The site at Qasr el Yahud, near Jericho, was mined after the war in 1967, and eight churches and monasteries, belonging to various mainly Orthodox denominations, were booby-trapped (News, 27 May 2016). The site has been out of bounds for decades, and a new baptism site was opened for pilgrims at Yardenit, some 70 miles to the north, near the Sea of Galilee.
Part of the site was cleared of mines for the visit by Pope John Paul II in 2000; but opening the site to pilgrims was delayed until 2011 after the Second Intifada.
This month, the Archbishop of Canterbury joined local Orthodox clergy at the site for a briefing on plans by the British anti-mine charity the Halo Trust to clear it of mines.

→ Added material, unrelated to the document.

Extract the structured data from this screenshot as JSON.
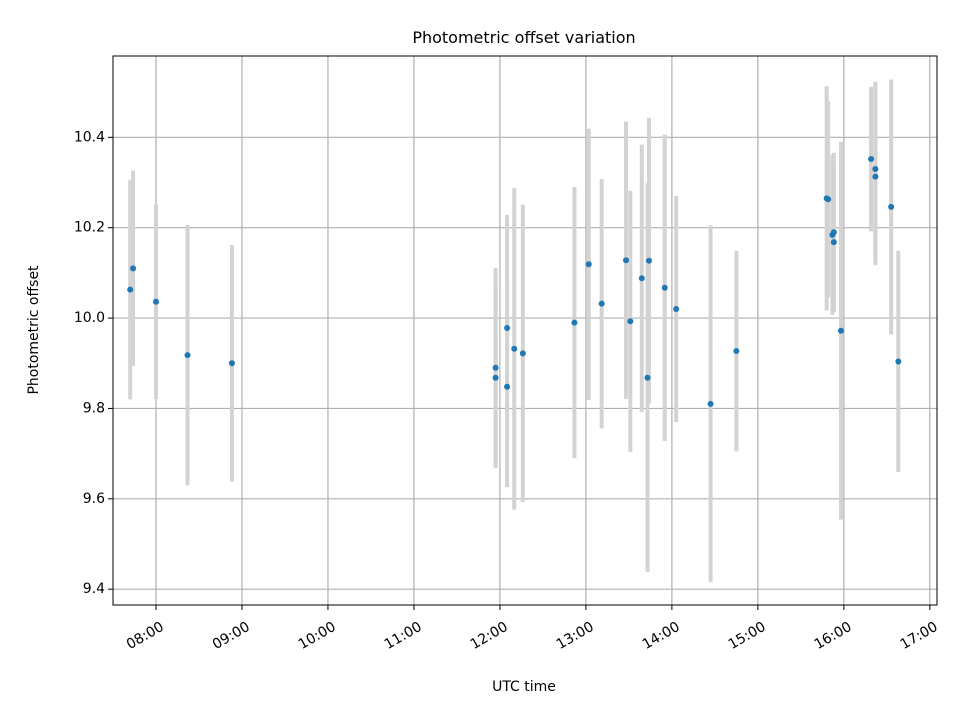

The CEO of the Trust, James Cowan, explained that the original budget of $US4 million had been reduced to $1.5 million; and that work could begin in September, once the Trust had raised a further $230,000.

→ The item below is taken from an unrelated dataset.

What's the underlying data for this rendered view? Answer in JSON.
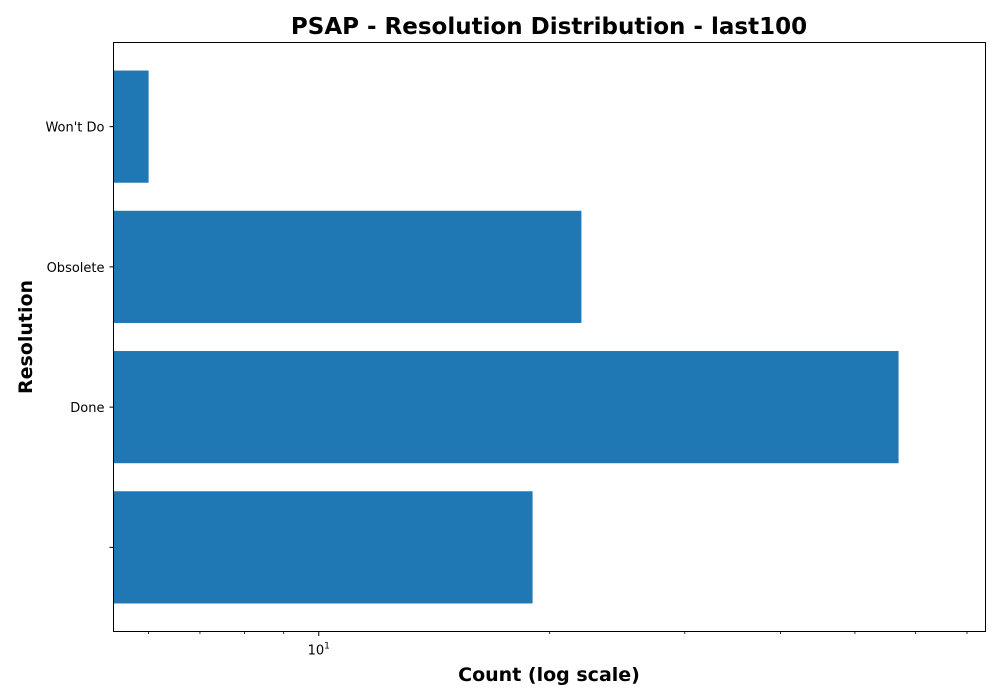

The first phase — detecting and marking the 2600 anti-tank and anti-personnel mines across one million square metres of land, and the booby traps in the eight churches — would take six to eight weeks, Mr Cowan said; the clearing of the ordinance would take a total of five to six months.
GAVIN DRAKEBriefed: Halo Trust representatives explain plans to de-mine the area around the traditionally-recognised site of Christ's baptism, earlier this month He explained that mines were traditionally identified by detectors that monitored changes in an electromagnetic current induced into the ground. But, at the baptism site, Halo engineers would be using a new advanced German technology that used the earth’s existing electromagnetic field.
The Halo Trust was also working to raise additional funds to help the denominations, restore their churches once the mines had been cleared.
“This is a minefield,” Mr Cowan warned at the start of his briefing. “So if anybody feels the urge to drift off, please be aware that on either side of this road are live anti-tank mines. So, please don’t disappear. If you can, stay put.”
He continued: “This is a very important site for all three of the Abrahamic faiths here in the Holy Land.” While it was important for Christians, and the eight denominations with churches on the site, “it is, of course, the site of the baptism of Christ,” he said. “It also has significance for the other two faiths represented in the Holy Land, and I want to talk today about reconciliation, which is the primary purpose of this project, which far outweighs the technical benefits of the mine clearance itself. . .
“This is not a place of human habitation. It is a desert. People don’t come to live here: they come to visit the baptism site. So you may ask ‘Why should this matter? These landmines could remain in the ground for an indefinite basis without causing anyone any suffering.’
“I think we need to think broader than that; and, at a time and place in the world where people are destroying sites of religious and historic significance, to bring people together in an act of reconciliation to clear this site of such supreme religious significance would have a wonderful symbolic impact.”
The Halo Trust has been working with Israeli, Palestinian, and Jordanian authorities on the project. Israelis and Palestinians are part of the team of mainly Georgian engineers who have been drawn together to clear the site.
The briefing took place under a makeshift gazebo in the Jordan Valley, opposite the Ethiopian Orthodox Church’s partially destroyed Trinity Cathedral. Fr Garbe Selasie, the leader of the Ethiopian Orthodox congregation in Jerusalem, which is based on the roof of the Church of the Holy Sepulchre, told Archbishop Welby that a bomb explosion had caused the roof to collapse on top of a hermit-priest who lived at the church at the time of the 1967 war, “but, miraculously, he is alive now and is with us.”
“It is important to be here and clearing the landmines,” he said. He was praying that “with God’s help, everything will be successful”.
Archbishop Welby is one of the patrons of the Halo Trust, and he made a donation to support its work at the baptism site. Once completed, it is expected that each of the denominations will have their own baptism site on the shores of the River Jordan, which could be reached from their restored churches, cathedrals, and monasteries.